Bei der Erstellung eines solchen, aber auch bei allen anderen Fragen hinsichtlich einer Existenzgründung, helfen verschiedene Institutionen oder Unternehmen. Als Gründer sollte man keine Scheu haben, die Hilfe ausgebildeter Fachleute in Anspruch zu nehmen. Existenzgründer finden solche Ansprechpartner etwa bei Unternehmensberatungen oder Wirtschaftsprüfern. Auch viele Universitäten sowie die Industrie- und Handelskammern bieten mittlerweile professionelle Beratungen an. Sinnvoll ist es, sich etwa einem Gründernetzwerk anzuschließen. Die Profis nehmen Konzept und Idee genau unter die Lupe und helfen dabei, eventuelle Schwachstellen schon im Voraus auszumerzen – bevor diese die Existenz des eigenen Unternehmens gefährden.

Finanzielle Förderung

Existenzgründer können nicht nur von privaten Geldgebern (die sogenannten Venture Capital-Geber) eine Finanzierung erhalten, auch Fördertöpfe des Bundes, der Länder und sogar der EU können angezapft werden. Die staatliche KfW-Bank bietet etwa spezielle, besonders zinsgünstige Kredite für Existenzgründer und Start-Ups. Eine genaue Übersicht über die zahlreichen Möglichkeiten findet man in der Förderdatenbank des Bundes. Arbeitslose haben übrigens die Chance, sich den Sprung in die Selbstständigkeit (oft auch fälschlicherweise Selbständigkeit geschrieben) von der Bundesagentur für Arbeit finanzieren zu lassen. Diese Förderung gibt es für höchstens 15 Monate, danach muss der Unternehmer finanziell auf eigenen Beinen stehen.

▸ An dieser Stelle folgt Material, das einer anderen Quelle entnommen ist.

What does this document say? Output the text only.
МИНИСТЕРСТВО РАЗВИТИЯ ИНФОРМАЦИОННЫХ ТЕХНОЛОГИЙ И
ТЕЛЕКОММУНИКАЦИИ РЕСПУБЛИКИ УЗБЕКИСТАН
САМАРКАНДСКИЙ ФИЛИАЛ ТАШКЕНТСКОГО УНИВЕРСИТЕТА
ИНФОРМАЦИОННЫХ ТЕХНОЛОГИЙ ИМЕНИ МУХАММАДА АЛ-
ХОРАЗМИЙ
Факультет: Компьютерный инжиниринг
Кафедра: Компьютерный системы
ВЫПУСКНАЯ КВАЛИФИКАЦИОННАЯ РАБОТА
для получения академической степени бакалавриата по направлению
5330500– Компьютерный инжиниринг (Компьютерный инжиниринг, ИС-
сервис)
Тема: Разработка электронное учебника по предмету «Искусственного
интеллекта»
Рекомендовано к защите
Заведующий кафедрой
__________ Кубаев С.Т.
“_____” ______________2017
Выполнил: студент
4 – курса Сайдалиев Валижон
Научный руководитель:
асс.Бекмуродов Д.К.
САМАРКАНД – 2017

Wahl der Rechtsform genau überlegen

Im Gegensatz zu Freiberuflern und anderen Ein-Mann-Unternehmen muss sich der Unternehmensgründer über die Wahl der richtigen Rechtsform genauestens Gedanken machen. Im Fall der Fälle kann eine Entscheidung für oder gegen eine bestimmte Gesellschaftsform das Zünglein an der Waage sein, ob man mit seinem persönlichen Vermögen haftbar gemacht werden kann oder nicht. Auch ein gewisser Grundstock, das Eigenkapital, sollte schon vor der eigentlichen Gründung vorhanden sein. Es gibt zahlreiche Rechtsformen, darunter etwa die Einzelgesellschaft, die GmbH, die GbR, die OHG, die Kommanditgesellschaft sowie die AG – um nur die gängigsten Formen zu nennen. Die Rahmenbedingungen für jede Rechtsform sind im Handelsgesetzbuch sowie teilweise auch im Bürgerlichen Gesetzbuch geregelt. Die einzelnen Gesellschaftsformen unterscheiden sich untereinander hinsichtlich ihrer rechtlichen Möglichkeiten und der gesetzlichen Vorschriften zur Leitung und Gründung teilweise sehr stark voneinander. Konkrete Beratung in Bezug auf die optimale Rechtsform findet man etwa bei einem Unternehmensberater, einem Steuerberater oder der zuständigen Industrie- und Handelskammer. Übrigens ist es sinnvoll, sich über besondere Zulassungsvoraussetzungen für das angestrebte Fachgebiet kundig zu machen. Zwar herrscht in Deutschland grundsätzlich Gewerbefreiheit, doch einige Arbeitsgebiete erfordern besondere Qualifikationen, etwa eine Meisterausbildung oder ein Fachstudium. Dazu gehören etwa einige Bereiche des Handwerks und der Medizin – eine Apotheke beispielsweise darf in der Regel nur von einem Apotheker betrieben werden.